First of all, I studied mathematics, then I worked for Rroma in Eastern Europe in the 90s, started working at the Rroma Foundation in ’97. We are a small foundation, so there is not much money to be earned. Actually, I’ve never been paid by the Foundation, so I had to find some other means to survive. My family grew among Rroma, I learned Rromanes, and eventually, I felt there was something that needed to be done.
A lot is said and written about the position of the Rroma in the DACH region, but most of it refers to Germany and Austria. How many Rroma live in Switzerland and how intense is anti-Roma racism in that country?
Let’s start with the anti-Roma racism in Switzerland. If you meet with government officials and they literally ask you if you know how to read and write, it tells you that there is progress to be made. The stereotypes are so ingrained in the population that they don’t even realize what racist statements they’re actually making. We tell journalists ‘Just replace the word ”Rrom” in your article with ”Jew” and ask yourself whether you would still publish it. ”All the Jews are…” – you would never write this. But ”All the Rroma are beggars” you can write.’ Racism is really profound. As a result, Rroma will not declare themselves at all in Switzerland.
Now, who are the Roma in Switzerland? First of all, you have quite a few Sinti and Manouche in the western part of Switzerland, and other Roma who came later: in the late 19th century Vlach Roma, in the early 20th century Roma from Poland, and so on. After World War I many Roma came as refugees. You also have Roma from mostly northeastern Europe – Poland, Czech Republic, etc. – who emigrated way before World War II.
And then, in the 1950s you have Gastarbeiter (guest workers). From Yugoslavia, you have a lot of guest workers. Just to give you an idea, right now there are about half a million people from former Yugoslavia in Switzerland who don’t have a Swiss passport yet. It’s more than 15% of the population. In former Yugoslavia, you had 10% of Roma and they were exactly as mobile as the rest of the population. So, we estimate that it’s probably around 100,000 Roma now living in Switzerland. Also, you had this influx of guest workers also from Spain, Portugal, from Yugoslavia, as I already mentioned, and then you had also the Yugoslav wars with the most notable impact on Kosovo Rroma where a lot of them came to Switzerland. I know quite a few because in the Foundation we defended about 2000 cases of families looking for asylum.
In the redaction of the magazine Phralipen, we follow the Rroma Foundation’s website Rroma.org. We are familiar with the fact that one of the focuses of the Foundation is media campaigns. In your opinion, what is important in this work and what is the state of the media in Switzerland when it comes to reporting on minorities, especially Rroma and Sinti minorities?
We focus on media because if you want to change people’s opinions, you really have to change the way journalists speak about the Rroma. When we did the first study on the Swiss German media, we really analyzed every single article published over a year.
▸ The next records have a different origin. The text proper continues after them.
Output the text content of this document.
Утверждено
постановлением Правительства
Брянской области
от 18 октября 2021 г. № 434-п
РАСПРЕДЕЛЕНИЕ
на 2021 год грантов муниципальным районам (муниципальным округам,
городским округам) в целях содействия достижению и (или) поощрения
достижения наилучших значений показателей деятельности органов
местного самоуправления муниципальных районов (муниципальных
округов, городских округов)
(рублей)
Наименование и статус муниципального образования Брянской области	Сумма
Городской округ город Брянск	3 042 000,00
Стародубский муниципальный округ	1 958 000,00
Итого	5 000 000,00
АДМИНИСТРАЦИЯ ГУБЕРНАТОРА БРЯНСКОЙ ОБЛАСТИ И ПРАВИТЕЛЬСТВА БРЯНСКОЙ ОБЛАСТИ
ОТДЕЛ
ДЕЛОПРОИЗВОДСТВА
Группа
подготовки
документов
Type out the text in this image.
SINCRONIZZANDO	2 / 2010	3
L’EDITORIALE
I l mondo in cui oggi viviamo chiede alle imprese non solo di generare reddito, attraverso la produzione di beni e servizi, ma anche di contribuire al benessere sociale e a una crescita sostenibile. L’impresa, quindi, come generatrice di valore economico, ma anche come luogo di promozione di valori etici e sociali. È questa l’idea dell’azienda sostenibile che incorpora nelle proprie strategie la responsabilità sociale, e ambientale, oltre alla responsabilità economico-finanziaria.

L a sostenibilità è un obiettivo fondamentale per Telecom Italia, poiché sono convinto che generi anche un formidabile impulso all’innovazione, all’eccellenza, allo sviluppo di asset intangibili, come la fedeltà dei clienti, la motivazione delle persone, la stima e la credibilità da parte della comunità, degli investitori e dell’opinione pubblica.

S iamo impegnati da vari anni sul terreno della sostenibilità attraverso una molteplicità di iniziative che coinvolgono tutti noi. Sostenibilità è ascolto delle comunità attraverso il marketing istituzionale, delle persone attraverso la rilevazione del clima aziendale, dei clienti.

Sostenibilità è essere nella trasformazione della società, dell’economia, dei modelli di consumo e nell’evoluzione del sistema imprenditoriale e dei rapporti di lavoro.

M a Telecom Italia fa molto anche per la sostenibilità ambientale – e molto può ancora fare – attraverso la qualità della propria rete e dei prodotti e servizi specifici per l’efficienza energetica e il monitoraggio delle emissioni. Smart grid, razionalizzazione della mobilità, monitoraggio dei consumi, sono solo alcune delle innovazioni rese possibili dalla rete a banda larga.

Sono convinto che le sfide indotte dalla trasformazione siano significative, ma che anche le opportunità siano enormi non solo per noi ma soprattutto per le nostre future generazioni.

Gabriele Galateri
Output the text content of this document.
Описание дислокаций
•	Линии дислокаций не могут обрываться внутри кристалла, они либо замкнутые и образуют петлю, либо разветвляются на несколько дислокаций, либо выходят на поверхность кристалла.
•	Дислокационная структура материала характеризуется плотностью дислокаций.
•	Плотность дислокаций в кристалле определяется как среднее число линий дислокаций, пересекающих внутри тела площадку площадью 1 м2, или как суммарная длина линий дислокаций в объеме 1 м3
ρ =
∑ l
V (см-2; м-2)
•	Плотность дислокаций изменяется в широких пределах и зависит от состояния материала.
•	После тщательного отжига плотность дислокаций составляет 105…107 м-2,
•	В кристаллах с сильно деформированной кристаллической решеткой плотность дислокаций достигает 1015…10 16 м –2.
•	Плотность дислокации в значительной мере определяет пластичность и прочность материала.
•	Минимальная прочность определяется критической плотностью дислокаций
And then we sent the summary to the journalists who had written it and we invited them to a press conference. Only three journalists came. All the others were afraid of coming. The fact that they could be associated by name with racist statements in their articles that they had not even realized, was a shock to a lot of them.
You have to be very direct and face journalists with their own work so that they finally realize ‘Oh, maybe this is not exactly what we should be saying.’ That’s why we try to follow the press across quite a large number of languages. When you do the analyses and work with the journalists themselves, when you show them ‘Look, this is what has been written, your newspaper is writing this kind of crap’, you can go to court and you can start thinking about changing the situation. Actually, it’s very difficult to go to court in Switzerland – you lose most of the cases because judges say, for example, ‘It’s clear that all Rroma steal’, which tells you a lot about the state of racism in Switzerland.
All in all, our job has two sides: it is interesting to follow what’s happening and it’s also worrisome because you see the trends in other countries, like Bulgaria, in which they mostly report about the Rroma fights, drug dealing, etc. Generally, a broad media covering of the Rroma questions didn’t exist before. That’s an indication of how things are evolving.